Решение о создании театра было принято, однако оставалась главная проблема – деньги. К сожалению, их не было. Решили создавать театр на паях и принялись обходить московских богатеев-меценатов. Можно себе представить, как себя при этом чувствовал потомственный купец и член совета директоров Рогожской золототканой фабрики Константин Алексеев-Станиславский. Нонсенс! Купец с протянутой рукой! Тем более что первый же потенциальный член товарищества – Варвара Алексеевна Морозова – отказала.

Но судьба все-таки проявилась благосклонность к «отцам-основателям». Нашелся меценат, который взял на себя главные расходы по театру. Да что там говорить – почти что все. Это был купец Савва Морозов. Он сам настолько увлекся идеей, что начал проводить большую часть времени не на фабриках, а на театральной площадке. Был и костюмером, и бутафором, и даже плотником – по ночам нередко сам монтировал новые декорации. В своем загородном имении оборудовал экспериментальную мастерскую, где лично разрабатывал пиротехнику и световые эффекты для театра. И настолько у него все это справно выходило, что Станиславский с Немировичем даже не думали «приревновать» его к проекту своей жизни.

Станиславский писал: «Савва Тимофеевич Морозов не только поддержал нас материально, но и согрел нас теплотой своего отзывчивого сердца и ободрил энергией своей жизнерадостной натуры».

А спустя немногим больше года в саду «Эрмитаж» состоялся дебют новой труппы – трагедия «Царь Федор Иоаннович» (сочинение графа А. К. Толстого). Вскоре после этого появилось новое здание театра в Камергерском переулке.
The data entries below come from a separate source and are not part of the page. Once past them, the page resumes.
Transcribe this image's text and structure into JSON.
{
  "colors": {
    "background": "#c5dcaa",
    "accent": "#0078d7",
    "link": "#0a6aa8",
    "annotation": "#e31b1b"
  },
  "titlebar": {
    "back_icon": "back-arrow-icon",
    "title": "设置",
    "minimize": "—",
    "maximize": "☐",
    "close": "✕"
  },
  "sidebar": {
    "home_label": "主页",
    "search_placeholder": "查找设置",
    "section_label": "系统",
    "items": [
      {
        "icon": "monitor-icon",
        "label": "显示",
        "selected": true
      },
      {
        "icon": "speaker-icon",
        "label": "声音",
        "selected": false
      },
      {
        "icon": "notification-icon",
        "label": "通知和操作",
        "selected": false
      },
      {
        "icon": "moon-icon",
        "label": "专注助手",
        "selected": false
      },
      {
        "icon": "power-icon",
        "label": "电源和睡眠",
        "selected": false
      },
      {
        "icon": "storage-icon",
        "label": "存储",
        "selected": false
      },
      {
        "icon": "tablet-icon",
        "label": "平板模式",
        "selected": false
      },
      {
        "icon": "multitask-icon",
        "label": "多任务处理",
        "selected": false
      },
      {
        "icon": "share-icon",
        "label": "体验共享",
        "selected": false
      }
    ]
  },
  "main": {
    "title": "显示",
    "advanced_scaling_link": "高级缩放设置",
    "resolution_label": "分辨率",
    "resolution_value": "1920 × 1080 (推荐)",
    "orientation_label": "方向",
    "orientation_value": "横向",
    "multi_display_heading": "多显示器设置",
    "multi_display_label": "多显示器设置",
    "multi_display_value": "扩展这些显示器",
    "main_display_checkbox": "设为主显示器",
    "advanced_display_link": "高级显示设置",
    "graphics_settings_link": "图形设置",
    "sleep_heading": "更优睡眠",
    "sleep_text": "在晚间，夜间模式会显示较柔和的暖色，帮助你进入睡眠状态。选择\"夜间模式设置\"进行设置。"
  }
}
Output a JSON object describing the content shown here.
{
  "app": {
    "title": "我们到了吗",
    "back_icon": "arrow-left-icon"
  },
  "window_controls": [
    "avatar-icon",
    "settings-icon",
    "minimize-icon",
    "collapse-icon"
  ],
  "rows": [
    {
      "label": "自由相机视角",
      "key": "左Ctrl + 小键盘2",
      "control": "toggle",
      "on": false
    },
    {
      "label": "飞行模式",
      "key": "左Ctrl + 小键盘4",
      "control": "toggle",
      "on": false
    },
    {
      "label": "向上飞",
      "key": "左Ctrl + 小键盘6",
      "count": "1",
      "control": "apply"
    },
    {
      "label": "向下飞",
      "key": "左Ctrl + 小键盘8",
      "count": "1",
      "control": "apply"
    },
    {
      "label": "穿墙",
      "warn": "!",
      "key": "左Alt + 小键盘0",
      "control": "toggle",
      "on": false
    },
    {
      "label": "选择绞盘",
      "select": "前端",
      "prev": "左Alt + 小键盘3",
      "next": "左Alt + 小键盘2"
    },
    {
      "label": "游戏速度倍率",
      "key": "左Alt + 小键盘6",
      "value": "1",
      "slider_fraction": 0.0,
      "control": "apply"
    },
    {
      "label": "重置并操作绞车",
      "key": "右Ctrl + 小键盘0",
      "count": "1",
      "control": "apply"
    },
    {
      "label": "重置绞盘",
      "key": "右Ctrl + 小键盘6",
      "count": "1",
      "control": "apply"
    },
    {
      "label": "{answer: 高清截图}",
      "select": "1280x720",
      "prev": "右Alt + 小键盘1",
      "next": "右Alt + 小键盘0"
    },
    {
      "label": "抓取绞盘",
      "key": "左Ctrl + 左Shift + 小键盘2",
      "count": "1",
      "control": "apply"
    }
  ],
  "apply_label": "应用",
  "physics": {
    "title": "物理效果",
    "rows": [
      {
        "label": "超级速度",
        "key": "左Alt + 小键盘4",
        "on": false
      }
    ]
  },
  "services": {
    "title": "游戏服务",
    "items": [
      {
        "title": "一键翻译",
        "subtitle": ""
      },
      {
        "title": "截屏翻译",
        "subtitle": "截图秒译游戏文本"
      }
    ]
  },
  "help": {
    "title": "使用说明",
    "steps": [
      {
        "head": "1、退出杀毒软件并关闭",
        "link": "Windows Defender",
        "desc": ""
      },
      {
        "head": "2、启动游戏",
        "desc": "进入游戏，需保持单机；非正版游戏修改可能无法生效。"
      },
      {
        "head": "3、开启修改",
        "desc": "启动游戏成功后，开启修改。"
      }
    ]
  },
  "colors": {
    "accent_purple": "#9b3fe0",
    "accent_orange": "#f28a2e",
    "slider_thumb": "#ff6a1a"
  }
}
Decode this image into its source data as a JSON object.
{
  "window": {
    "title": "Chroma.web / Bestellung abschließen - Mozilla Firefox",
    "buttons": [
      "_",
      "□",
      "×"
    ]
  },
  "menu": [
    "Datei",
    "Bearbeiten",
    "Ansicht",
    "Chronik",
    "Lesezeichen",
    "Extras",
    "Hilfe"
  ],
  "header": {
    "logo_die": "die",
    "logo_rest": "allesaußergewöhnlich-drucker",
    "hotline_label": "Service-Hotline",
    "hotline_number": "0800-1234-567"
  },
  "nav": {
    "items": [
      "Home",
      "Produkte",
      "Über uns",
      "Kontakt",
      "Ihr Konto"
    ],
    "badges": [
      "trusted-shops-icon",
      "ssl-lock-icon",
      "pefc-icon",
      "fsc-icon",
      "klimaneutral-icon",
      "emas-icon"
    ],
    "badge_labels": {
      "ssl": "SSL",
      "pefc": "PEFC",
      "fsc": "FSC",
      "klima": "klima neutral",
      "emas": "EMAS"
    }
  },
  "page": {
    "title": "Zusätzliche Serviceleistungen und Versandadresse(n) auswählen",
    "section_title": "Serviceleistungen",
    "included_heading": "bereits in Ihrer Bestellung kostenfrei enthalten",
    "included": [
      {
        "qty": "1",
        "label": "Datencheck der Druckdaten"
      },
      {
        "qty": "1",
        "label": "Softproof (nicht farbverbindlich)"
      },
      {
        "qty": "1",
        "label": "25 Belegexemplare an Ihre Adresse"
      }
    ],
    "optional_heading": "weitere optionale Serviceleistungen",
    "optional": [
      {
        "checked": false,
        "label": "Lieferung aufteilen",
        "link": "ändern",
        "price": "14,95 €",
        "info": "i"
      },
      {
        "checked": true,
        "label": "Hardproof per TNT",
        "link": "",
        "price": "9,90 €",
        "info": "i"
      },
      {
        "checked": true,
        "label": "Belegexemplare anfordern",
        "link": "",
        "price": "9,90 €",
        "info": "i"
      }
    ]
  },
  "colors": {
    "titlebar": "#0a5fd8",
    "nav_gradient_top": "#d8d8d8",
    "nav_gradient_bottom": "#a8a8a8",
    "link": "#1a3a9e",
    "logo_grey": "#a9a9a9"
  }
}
Театр, начавшийся с ужина в «Славянском базаре», стал самым знаменитым драматическим театром государства.


* * *

Что касается меню, то в старые добрые времена «Славян-ский базар» славился «стерлядкой колокольчиком», солеными хрящами, ботвиньей (то есть похлебкой на квасной основе из ботвы и рыбы), ухой и поросенком с хреном.

При советской власти ресторан тоже старался держать марку. Во всяком случае, придерживался прежнего направления – русской кухни. Здесь подавали похлебку по-суворовски из осетрины, солянку сборную старомосковскую, фруктовый суп с бисквитами и прочие, не уступающие этим, блюда.

«Базар» просуществовал вплоть до начала 1990-х. А в 1993 году здесь разразилось бедствие – большой пожар, после которого старейший ресторан Москвы так и не смог оправиться.

Это, конечно, удивительно – ведь не библиотека пострадала, не музей, а легендарный ресторан, способный приносить весьма приличные доходы. Казалось бы, отреставрируй здание и извлекай доход.

Однако же не все подвластно простеньким логическим законам.